Я очень хорошо помню те чувства – как раз те самые расширение и взлет – охватившие меня, когда я слушала доклад Володи, самый первый из большой серии его выступлений перед нами – про истоки человеческой культуры, как он их понимал, про разницу между «симпрактическим» и «теоретическим» в его трактовке – в общем, о том, что он сам назвал деятельностным подходом. Помню также, что после доклада в комнате отдела, а потом по дороге в метро и в самом метро мы жарко и подробно обсуждали его основания, развертывание и выводы. Но не так уж мне тогда было важно, все ли предложенные Володей построения равно корректны и все ли логично и непротиворечиво в его концепции «потенциального текста культуры». Я была благодарна ему как человеку, который те самые объекты и явления, о которых я много лет думала и даже писала, показал мне сверху и со стороны, сопоставил их с другими, о которых я не знала или знала очень мало, который явил нам себя как творческую личность, как мыслителя большого масштаба, способного охватить и включить в свою аналитическую картину мира несколько цивилизаций древности и даже ту бурлящую и противоречивую современность, в которой мы тогда жили.

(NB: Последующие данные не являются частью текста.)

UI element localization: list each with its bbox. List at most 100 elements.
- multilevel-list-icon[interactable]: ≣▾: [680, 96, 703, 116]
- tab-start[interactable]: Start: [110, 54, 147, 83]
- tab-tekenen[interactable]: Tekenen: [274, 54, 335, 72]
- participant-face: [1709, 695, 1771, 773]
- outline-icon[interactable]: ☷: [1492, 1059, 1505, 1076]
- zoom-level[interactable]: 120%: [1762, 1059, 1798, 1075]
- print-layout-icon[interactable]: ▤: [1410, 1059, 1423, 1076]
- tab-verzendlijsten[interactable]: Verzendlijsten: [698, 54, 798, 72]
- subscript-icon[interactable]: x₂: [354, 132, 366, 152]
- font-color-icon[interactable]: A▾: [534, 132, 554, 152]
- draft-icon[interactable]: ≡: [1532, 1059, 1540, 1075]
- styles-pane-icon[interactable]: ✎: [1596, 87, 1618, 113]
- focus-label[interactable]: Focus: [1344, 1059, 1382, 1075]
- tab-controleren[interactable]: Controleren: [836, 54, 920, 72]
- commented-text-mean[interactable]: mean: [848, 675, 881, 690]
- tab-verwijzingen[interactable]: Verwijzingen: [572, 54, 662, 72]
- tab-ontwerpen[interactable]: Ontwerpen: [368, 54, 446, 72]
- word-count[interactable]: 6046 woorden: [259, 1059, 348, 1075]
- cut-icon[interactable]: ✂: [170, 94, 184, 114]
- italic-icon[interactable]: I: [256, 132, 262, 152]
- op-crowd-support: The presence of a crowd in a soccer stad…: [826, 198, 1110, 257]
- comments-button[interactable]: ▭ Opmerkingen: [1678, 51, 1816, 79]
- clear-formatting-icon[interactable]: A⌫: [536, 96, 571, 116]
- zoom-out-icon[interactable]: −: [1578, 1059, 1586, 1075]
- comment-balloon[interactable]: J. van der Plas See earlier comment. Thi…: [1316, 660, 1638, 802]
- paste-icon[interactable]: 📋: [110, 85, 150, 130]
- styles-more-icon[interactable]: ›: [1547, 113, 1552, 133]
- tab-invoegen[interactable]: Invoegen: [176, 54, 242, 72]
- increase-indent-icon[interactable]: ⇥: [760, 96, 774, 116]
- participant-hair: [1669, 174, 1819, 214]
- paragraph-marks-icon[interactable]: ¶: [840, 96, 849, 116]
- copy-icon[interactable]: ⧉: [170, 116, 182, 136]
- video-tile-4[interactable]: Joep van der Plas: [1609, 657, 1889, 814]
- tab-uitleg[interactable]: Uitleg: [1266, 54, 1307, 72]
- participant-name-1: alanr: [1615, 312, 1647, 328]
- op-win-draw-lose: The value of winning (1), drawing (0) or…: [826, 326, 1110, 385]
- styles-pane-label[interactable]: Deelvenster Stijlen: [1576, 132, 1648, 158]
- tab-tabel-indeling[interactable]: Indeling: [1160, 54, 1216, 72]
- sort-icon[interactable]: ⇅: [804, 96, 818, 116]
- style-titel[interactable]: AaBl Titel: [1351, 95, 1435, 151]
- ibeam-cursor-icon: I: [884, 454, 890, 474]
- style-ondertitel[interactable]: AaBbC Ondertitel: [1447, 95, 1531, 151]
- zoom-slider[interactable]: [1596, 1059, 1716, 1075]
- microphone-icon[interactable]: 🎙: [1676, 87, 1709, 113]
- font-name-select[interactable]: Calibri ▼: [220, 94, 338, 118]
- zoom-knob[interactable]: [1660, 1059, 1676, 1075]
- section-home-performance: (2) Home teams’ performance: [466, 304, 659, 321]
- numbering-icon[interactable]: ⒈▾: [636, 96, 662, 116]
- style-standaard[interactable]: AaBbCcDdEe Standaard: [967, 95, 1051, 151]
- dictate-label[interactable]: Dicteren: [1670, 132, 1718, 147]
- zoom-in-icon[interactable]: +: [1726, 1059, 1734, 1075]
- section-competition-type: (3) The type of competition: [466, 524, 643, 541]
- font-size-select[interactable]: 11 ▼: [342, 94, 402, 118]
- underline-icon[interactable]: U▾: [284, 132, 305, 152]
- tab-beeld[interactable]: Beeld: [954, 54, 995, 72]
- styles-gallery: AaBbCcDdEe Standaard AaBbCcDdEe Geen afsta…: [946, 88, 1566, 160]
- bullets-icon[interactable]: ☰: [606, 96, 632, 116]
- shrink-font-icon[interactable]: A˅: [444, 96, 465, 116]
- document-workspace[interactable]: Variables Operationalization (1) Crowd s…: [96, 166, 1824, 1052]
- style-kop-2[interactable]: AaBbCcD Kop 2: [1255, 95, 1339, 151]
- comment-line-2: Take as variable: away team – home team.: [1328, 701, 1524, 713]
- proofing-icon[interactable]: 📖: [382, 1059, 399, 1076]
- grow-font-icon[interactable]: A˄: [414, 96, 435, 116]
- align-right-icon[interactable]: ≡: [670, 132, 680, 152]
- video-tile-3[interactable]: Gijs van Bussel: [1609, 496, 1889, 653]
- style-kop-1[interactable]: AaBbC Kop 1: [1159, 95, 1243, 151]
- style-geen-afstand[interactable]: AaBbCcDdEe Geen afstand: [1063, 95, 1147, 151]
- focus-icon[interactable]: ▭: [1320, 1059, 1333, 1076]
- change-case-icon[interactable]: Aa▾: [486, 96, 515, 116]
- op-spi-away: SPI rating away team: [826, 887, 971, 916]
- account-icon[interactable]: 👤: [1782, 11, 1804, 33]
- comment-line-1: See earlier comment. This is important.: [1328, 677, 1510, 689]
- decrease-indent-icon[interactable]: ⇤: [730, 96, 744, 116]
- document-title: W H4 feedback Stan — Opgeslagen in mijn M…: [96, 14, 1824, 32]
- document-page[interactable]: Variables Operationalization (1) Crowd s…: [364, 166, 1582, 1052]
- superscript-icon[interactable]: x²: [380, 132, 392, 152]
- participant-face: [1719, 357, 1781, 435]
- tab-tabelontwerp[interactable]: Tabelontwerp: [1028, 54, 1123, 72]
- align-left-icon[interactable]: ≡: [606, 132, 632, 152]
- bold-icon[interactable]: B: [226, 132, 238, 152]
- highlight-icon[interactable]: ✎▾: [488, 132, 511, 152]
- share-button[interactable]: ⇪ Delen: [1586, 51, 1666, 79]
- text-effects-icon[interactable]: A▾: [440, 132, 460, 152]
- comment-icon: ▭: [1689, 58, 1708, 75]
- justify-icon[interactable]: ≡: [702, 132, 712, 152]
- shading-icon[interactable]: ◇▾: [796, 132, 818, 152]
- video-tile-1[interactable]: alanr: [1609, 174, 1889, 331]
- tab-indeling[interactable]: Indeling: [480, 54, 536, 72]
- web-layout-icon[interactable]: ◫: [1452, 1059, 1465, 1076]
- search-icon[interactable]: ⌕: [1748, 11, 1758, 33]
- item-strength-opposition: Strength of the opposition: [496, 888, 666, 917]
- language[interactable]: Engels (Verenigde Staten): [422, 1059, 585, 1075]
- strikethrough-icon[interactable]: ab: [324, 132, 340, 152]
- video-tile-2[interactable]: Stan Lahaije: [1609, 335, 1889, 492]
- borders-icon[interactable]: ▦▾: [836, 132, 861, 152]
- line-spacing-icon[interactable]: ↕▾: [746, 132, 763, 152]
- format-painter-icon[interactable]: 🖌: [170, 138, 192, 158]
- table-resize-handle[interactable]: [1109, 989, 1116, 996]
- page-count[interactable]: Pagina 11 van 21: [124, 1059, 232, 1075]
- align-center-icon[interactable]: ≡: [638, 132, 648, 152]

Меня всегда поражало число, «междисциплинарность» и разнообразие источников, с которыми работал Володя. Вместе с тем для него было естественно и характерно относиться критически к любому имени и любому научному наследию. Может быть, слово «критический» здесь не очень точно – критика как таковая, критика ради критики никогда не входила в число его хобби, просто у него сложилась его собственная, оригинальная и четко очерченная теория, своя индивидуальная эпистема с большой объяснительной силой, поэтому всякая работа, всякий авторитетный источник служили для него, скорее, отправной точкой, чем средством подтвердить свою правоту.

В 1992 г. благодаря Володе я была приглашена работать на полставки в новообразованном Институте мировой культуры при философском факультете МГУ. По моим обстоятельствам я там проработала всего два года, но когда я вспоминаю эти наши научные заседания 20-летней давности, оказывается, что больше всего я помню не содержание, а атмосферу этих собраний, на которых говорилось о самом разном и постулировалась самое разное. Володя, взяв слово, всегда приподнимал тему на следующий, более высокий уровень, тем самым предоставляя докладчику возможность соположения его предмета с другими и приглашая его взойти на более высокую ступень теоретического обобщения. Иногда с той же целью он прояснял какую-то незначительную деталь или факт, описываемый в докладе, таким образом, что они приобретали глубину и энергию смысла, характеризующего описываемую культуру.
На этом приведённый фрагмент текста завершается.